You can use the returned Result
object to access metrics and the Ray AIR Checkpoint
associated with the last iteration.
checkpoint = results.checkpoint
checkpoint
TransformersCheckpoint(local_path=/home/ray/ray_results/TransformersTrainer_2023-03-06_16-35-29/TransformersTrainer_f623d_00000_0_2023-03-06_16-35-30/checkpoint_000000)
Generate text from prompt#
We can use the TransformersPredictor
to generate predictions from our fine-tuned model.
Tip
For large scale batch inference, consider configuring cloud checkpointing and then pass the cloud-backed Checkpoint
to BatchPredictor
. More information here.
Because the TransformersPredictor
uses a 🤗 Transformers pipeline
under the hood, we disable the tokenizer AIR Preprocessor we have used for training and let the pipeline
to tokenize the data itself.
checkpoint.set_preprocessor(None)
We also set device_map="auto"
so that the model is automatically placed on the right device and set the task
to "text-generation"
. The predict
method passes the arguments to a 🤗 Transformers pipeline
call.
from ray.train.huggingface import TransformersPredictor
import pandas as pd
prompts = pd.DataFrame(["Romeo and Juliet", "Romeo", "Juliet"], columns=["text"])

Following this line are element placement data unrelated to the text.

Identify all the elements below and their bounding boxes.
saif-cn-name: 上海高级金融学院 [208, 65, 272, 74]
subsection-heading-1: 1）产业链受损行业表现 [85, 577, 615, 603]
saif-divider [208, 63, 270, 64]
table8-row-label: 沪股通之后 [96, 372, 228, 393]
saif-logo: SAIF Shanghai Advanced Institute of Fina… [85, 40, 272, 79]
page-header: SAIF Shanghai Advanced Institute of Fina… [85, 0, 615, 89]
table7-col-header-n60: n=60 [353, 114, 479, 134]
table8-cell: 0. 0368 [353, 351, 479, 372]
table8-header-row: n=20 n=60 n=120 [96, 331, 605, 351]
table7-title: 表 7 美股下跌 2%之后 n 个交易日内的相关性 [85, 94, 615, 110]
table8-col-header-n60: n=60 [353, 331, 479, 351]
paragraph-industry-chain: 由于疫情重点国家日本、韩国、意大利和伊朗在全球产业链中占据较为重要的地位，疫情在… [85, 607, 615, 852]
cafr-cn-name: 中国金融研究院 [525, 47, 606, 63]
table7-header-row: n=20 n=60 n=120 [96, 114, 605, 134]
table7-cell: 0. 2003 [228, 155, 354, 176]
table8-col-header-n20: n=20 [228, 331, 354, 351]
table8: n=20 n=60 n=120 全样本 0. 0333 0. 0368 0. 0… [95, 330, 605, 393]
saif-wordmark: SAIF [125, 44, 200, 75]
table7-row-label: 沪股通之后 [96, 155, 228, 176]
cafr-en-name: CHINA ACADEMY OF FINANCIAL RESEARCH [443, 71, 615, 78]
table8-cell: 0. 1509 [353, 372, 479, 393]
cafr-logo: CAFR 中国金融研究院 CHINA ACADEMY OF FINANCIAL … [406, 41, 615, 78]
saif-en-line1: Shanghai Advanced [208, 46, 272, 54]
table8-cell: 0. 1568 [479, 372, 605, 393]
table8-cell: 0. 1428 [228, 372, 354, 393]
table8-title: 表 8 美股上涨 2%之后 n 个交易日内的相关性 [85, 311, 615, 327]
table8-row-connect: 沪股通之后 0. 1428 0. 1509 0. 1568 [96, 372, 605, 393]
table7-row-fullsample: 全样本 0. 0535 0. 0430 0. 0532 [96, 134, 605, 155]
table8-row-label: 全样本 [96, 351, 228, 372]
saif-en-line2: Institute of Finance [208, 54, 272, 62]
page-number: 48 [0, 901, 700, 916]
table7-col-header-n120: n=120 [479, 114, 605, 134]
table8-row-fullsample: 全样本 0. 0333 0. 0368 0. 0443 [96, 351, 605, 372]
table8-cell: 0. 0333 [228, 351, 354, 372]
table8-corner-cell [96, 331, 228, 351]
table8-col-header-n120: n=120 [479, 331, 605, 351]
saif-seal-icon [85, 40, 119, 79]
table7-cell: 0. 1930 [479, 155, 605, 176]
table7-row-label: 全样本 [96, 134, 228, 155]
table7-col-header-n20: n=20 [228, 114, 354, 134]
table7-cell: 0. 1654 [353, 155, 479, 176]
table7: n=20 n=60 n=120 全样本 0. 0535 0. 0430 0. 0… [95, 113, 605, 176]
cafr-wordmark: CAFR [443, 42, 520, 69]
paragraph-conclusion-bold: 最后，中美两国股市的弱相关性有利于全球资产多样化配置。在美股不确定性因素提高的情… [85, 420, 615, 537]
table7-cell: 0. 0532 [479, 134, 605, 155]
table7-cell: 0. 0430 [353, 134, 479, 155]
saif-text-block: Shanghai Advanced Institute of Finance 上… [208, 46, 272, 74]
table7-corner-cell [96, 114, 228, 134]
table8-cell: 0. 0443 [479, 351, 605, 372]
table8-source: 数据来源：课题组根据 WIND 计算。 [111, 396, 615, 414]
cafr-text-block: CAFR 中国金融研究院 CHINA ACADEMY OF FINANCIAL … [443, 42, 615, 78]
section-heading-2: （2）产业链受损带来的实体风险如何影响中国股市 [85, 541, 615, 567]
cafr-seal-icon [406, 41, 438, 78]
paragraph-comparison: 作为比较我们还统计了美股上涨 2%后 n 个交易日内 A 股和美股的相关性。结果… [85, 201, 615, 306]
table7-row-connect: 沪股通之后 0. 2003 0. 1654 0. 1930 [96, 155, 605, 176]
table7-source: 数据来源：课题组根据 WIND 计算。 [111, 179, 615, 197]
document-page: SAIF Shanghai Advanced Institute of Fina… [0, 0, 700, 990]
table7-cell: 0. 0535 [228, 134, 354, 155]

# Predict on the head node.
predictor = TransformersPredictor.from_checkpoint(
checkpoint=checkpoint,
task="text-generation",
torch_dtype=torch.float16 if use_gpu else None,
device_map="auto",
use_gpu=use_gpu,
)
prediction = predictor.predict(
prompts,
do_sample=True,
temperature=0.9,
min_length=32,
max_length=128,
)
prediction
generated_text | |
---|---|
0 | Romeo and Juliet, they are married: and it is ... |
1 | Romeo, thou art Romeo and a Montague; for only... |
2 | Juliet's name; but I do not sound an ear to na... |